筧「これを忘れちゃいけない。お気に入りな
 んだから」
瑞恵「あ、それは置いてくよ。信也が使ってよ」
信也「俺が料理できないの知ってるだろ。おま
 えが使ったほうがこいつも喜ぶよ」
瑞恵「いい機会だから練習すれば?これから
 一人になるんだから」
信也「俺は患者の入院食でもつまんで食べる
 よ。いざとなったら点滴があるしな。こういう
 時に医者で良かったと思うよ」
   瑞恵、思わずふきだし、
瑞恵「ばかね・・」
   包丁を受け取り鞄に詰める。意を決した
   ように立ち上がり、
瑞恵「じゃあ、そろそろいくね」
   入り口のドアを開け、
瑞恵「体に気をつけてね。っていうのも変か」
筧「・・いや、ありがと」
瑞恵「・・・じゃあね」
   出て行く瑞恵。

○新庄アパート・外 (夕)
   瑞恵が笑顔で階段を降りて行くが、次第
   に顔が曇り泣き顔になる。
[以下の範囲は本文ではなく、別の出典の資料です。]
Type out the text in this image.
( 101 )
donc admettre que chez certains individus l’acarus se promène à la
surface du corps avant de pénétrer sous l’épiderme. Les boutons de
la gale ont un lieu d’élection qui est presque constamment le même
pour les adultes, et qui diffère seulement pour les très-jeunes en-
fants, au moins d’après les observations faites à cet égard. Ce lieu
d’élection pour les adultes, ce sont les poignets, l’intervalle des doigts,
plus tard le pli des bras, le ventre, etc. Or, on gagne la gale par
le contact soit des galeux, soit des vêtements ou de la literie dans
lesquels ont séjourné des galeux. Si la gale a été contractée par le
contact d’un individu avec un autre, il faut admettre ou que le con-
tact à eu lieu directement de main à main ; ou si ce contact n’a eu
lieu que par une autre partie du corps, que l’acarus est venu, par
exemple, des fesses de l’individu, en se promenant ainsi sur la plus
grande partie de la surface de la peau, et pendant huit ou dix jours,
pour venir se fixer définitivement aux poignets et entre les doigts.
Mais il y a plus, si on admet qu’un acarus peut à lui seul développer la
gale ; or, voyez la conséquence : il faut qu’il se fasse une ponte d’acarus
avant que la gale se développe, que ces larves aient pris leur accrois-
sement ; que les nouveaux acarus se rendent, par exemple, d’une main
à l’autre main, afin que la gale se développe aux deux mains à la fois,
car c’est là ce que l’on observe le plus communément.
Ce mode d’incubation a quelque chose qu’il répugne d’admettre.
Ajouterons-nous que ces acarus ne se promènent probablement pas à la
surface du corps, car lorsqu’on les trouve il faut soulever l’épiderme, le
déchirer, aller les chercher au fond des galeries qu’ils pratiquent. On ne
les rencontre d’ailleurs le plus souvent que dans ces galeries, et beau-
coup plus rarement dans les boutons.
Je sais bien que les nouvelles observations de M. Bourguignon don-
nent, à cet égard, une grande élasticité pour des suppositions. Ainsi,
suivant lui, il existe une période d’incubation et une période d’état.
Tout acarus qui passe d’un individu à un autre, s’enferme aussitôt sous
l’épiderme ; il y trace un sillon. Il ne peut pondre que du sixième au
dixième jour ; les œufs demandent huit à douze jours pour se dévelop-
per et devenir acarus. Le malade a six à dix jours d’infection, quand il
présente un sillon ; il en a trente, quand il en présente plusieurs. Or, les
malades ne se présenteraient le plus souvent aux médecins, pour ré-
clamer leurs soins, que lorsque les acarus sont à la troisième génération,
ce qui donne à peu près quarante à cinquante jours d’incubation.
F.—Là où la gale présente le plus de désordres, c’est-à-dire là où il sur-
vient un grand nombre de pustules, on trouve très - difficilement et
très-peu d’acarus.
泣きながらも、
   歩調を速めて振り返らずに歩いて行く瑞
   恵。 

〇赤羽台駅・改札 (夜)
   瑞恵が改札の前でたたずんでいる。
   脇を通り過ぎてゆく人の波。
   ボーっとしていた瑞恵、急に向きを変え、
   元来た方へ歩きだす。

〇商店街 (夜)
   一生懸命走っている瑞恵。

〇新庄アパート・外 (夜)
   ひとけも無く、静まり返っている。   

○新庄アパート・筧の部屋 (夜)
   突然玄関のドアが開き、瑞恵が泣きなが
   ら飛び込んでくる。
瑞恵「信也!私やっぱりあなたをおいて行け
 ない!あなたがいない人生なんて考えられ
 ないの!私・・」
   ふと見ると、部屋の中では下着姿の筧と、
   前がはだけた看護婦の制服を着た井口
   佳代(23)がいちゃついている。
   筧が瑞恵に気づき慌てて布団に横になり、
   胸をおさえる。
筧「看護婦さん!ここが、ここが苦しいの!」
   佳代も慌てて筧を診るふりをして、
佳代「こ、ここ?ここが苦しいのね!」
   瑞恵、鞄から包丁を取り出し、
瑞恵「わりゃあ!今ここで殺してやる!」

○新庄アパート・外 (夜)
   静寂を破って轟く筧の叫び声。